Wie das „typische“ Indien in Prachodana gelebt wird:
Diese „steife“ indische Hierarchie, gibt‘s hier nicht immer und
überall. Shruthi und Asha scheuen sich keinen Moment mit den Kindern und uns
„Rock Banana“ zu spielen. („Rock Banana“ ist ein Spiel bei dem man verschiedene
Aktivitäten mit einer imaginären Banane im Chorus nachahmen muss). Shruthi
scherzt auch mit den in Prachodana arbeitenden Männern kräftig rum. Wenn jedoch
etwas passiert, was der Director Sir betrifft, muss die Disziplin gewahrt sein.
An unserem 2. Tag ist der Schlüsselbund verschwunden. Das Kinderheim in heller
Aufregung, alle suchen. Er wird gefunden - auf den Wassertank des Heims, auf
dem Dach. Darauf folgt eine Versammlung und eine ernste Ansprache des Director
Sirs höchstpersönlich.
Irgendwie ist das das richtige Maß an Hierachie - finden wir bis jetzt.
Mentoren und wir Freiwillige sind Freunde und Schwestern bis zu einem
bestimmten Grad, doch in letzter Instanz Respektspersonen. Außerdem darf man
nicht vergessen, dass in Prachodana immerhin 45 Kinder leben, die gebändigt
werden müssen.
Das Einzige, was uns ein bisschen befremdlich vorkommt, ist, dass
alles, was mit uns zu tun hat eine Rücksprache mit dem Director Sir bedarf. Wir
haben nämlich vor an der Primary School, die unsere Kinder besuchen, montags
und freitags Spoken English zu geben. Und zwar ein Stunde für alle, die
komplette Schule, einschließlich Lehrer. Wir fragen Director Mr. Poulouse,
seine Antwort „You can try“. Okay. Das werden wir.
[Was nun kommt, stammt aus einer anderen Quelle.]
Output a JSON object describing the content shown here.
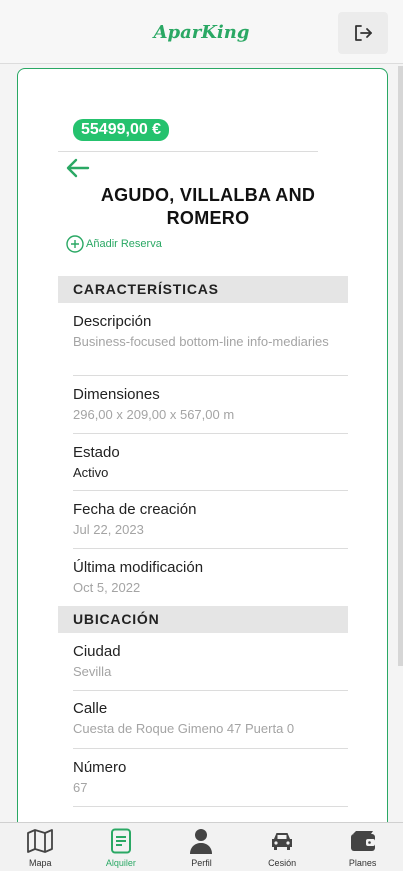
{
  "header": {
    "logo": "AparKing"
  },
  "listing": {
    "price": "55499,00 €",
    "title": "AGUDO, VILLALBA AND ROMERO",
    "add_reservation": "Añadir Reserva"
  },
  "sections": {
    "characteristics": "CARACTERÍSTICAS",
    "location": "UBICACIÓN"
  },
  "fields": {
    "descripcion": {
      "label": "Descripción",
      "value": "Business-focused bottom-line info-mediaries"
    },
    "dimensiones": {
      "label": "Dimensiones",
      "value": "296,00 x 209,00 x 567,00 m"
    },
    "estado": {
      "label": "Estado",
      "value": "Activo"
    },
    "fecha_creacion": {
      "label": "Fecha de creación",
      "value": "Jul 22, 2023"
    },
    "ultima_modificacion": {
      "label": "Última modificación",
      "value": "Oct 5, 2022"
    },
    "ciudad": {
      "label": "Ciudad",
      "value": "Sevilla"
    },
    "calle": {
      "label": "Calle",
      "value": "Cuesta de Roque Gimeno 47 Puerta 0"
    },
    "numero": {
      "label": "Número",
      "value": "67"
    }
  },
  "nav": {
    "items": [
      {
        "label": "Mapa",
        "icon": "map-icon",
        "active": false
      },
      {
        "label": "Alquiler",
        "icon": "document-icon",
        "active": true
      },
      {
        "label": "Perfil",
        "icon": "user-icon",
        "active": false
      },
      {
        "label": "Cesión",
        "icon": "car-icon",
        "active": false
      },
      {
        "label": "Planes",
        "icon": "wallet-icon",
        "active": false
      }
    ]
  },
  "colors": {
    "accent": "#2aa864",
    "price_badge": "#25c26e"
  }
}
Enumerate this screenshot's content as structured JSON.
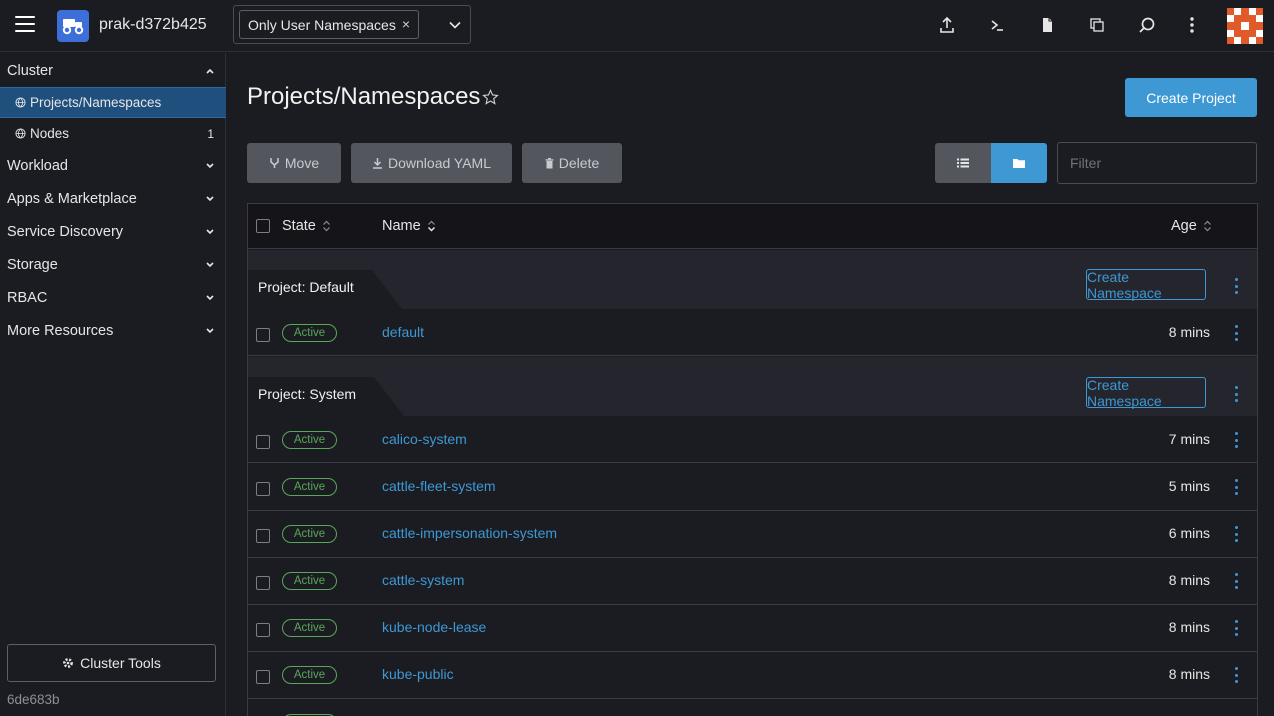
{
  "header": {
    "cluster_name": "prak-d372b425",
    "namespace_filter_chip": "Only User Namespaces",
    "chip_remove": "×",
    "avatar_colors": [
      "#e05a2a",
      "#ffffff"
    ]
  },
  "sidebar": {
    "groups": [
      {
        "label": "Cluster",
        "expanded": true
      },
      {
        "label": "Workload"
      },
      {
        "label": "Apps & Marketplace"
      },
      {
        "label": "Service Discovery"
      },
      {
        "label": "Storage"
      },
      {
        "label": "RBAC"
      },
      {
        "label": "More Resources"
      }
    ],
    "cluster_items": [
      {
        "label": "Projects/Namespaces",
        "active": true,
        "count": ""
      },
      {
        "label": "Nodes",
        "active": false,
        "count": "1"
      }
    ],
    "cluster_tools_label": "Cluster Tools",
    "version": "6de683b"
  },
  "main": {
    "title": "Projects/Namespaces",
    "create_project_label": "Create Project",
    "actions": {
      "move": "Move",
      "download_yaml": "Download YAML",
      "delete": "Delete"
    },
    "filter_placeholder": "Filter",
    "columns": {
      "state": "State",
      "name": "Name",
      "age": "Age"
    },
    "create_namespace_label": "Create Namespace",
    "groups": [
      {
        "project": "Project: Default",
        "namespaces": [
          {
            "state": "Active",
            "name": "default",
            "age": "8 mins"
          }
        ]
      },
      {
        "project": "Project: System",
        "namespaces": [
          {
            "state": "Active",
            "name": "calico-system",
            "age": "7 mins"
          },
          {
            "state": "Active",
            "name": "cattle-fleet-system",
            "age": "5 mins"
          },
          {
            "state": "Active",
            "name": "cattle-impersonation-system",
            "age": "6 mins"
          },
          {
            "state": "Active",
            "name": "cattle-system",
            "age": "8 mins"
          },
          {
            "state": "Active",
            "name": "kube-node-lease",
            "age": "8 mins"
          },
          {
            "state": "Active",
            "name": "kube-public",
            "age": "8 mins"
          }
        ]
      }
    ]
  },
  "colors": {
    "accent": "#3d98d3",
    "active_state": "#5aa65a",
    "sidebar_active": "#1f4f7d",
    "background": "#1b1c21"
  }
}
Wir bekommen immer ein bisschen besseres Essen als die Kinder, das
fühlt sich blöd an. Neben ihnen auf dem Boden zu sitzen und etwas anderes auf
dem Teller zu haben. Zum Beispiel bekommen wir statt dem Ragi-Ball - er ist
einfach eine Mischung aus Fingerhirse und Wasser- Chapati. Auf der anderen
Seite finden wir es nett, dass die Küche extra für uns besonderes Essen machen
will. Die Kinder scheint‘s nicht zu stören.
Hierarchie „zum Anfassen“ erleben wir bei der Police Registration. Beim
dritten Besuch auf der Police Station (die ersten zweimal gab‘s immer neue
Probleme) werden wir in das Büro des Police Officer des ganzen District Hassan
gebeten. Die maschinengewehrartige -
dank indischem Akzent auch noch unverständliche - Abfrage seitens des Officers
schüchtert uns erstmal ein. Von „What vegetables you eat in Germany?“, „Who is
comparable to Gandhi in Germany?“ bis zu „Father‘s Name?“ werden wir kreuz und
quer zu unserem Leben in Deutschland befragt. Nach dem Besuch erfahren wir,
dass das eben kein Test war, sondern reines Interesse. Zudem eine große Ehre,
da er einer der wichtigsten Männer Hassans ist und viel beschäftigt sei.
Trotzdem, auch bei diesem dritten Besuch ist unsere Police Registration nicht
erfolgreich, und wir müssen am nächsten Tag ein viertes Mal hin. Bürokratie
in Indien ist - wie wir sie erlebt haben - unübersichtlich, undurchschaubar
und grenzenlos kompliziert.
Das ordentliche Kleiden und die ordentlichen Frisuren, die uns
so eingebläut wurden, sind hier nebensächlich. Auf der einen Seite weil es
nicht anders geht, auf der anderen Seite, weil andere Sachen eben wichtiger
sind. Doch ein No-Go gibt es trotzdem: Leggins tragen unter Churidhars geht in Prachodana nicht,
erklärt uns Shruthi, als wir uns die zweite Kollektion Churidhars zulegen.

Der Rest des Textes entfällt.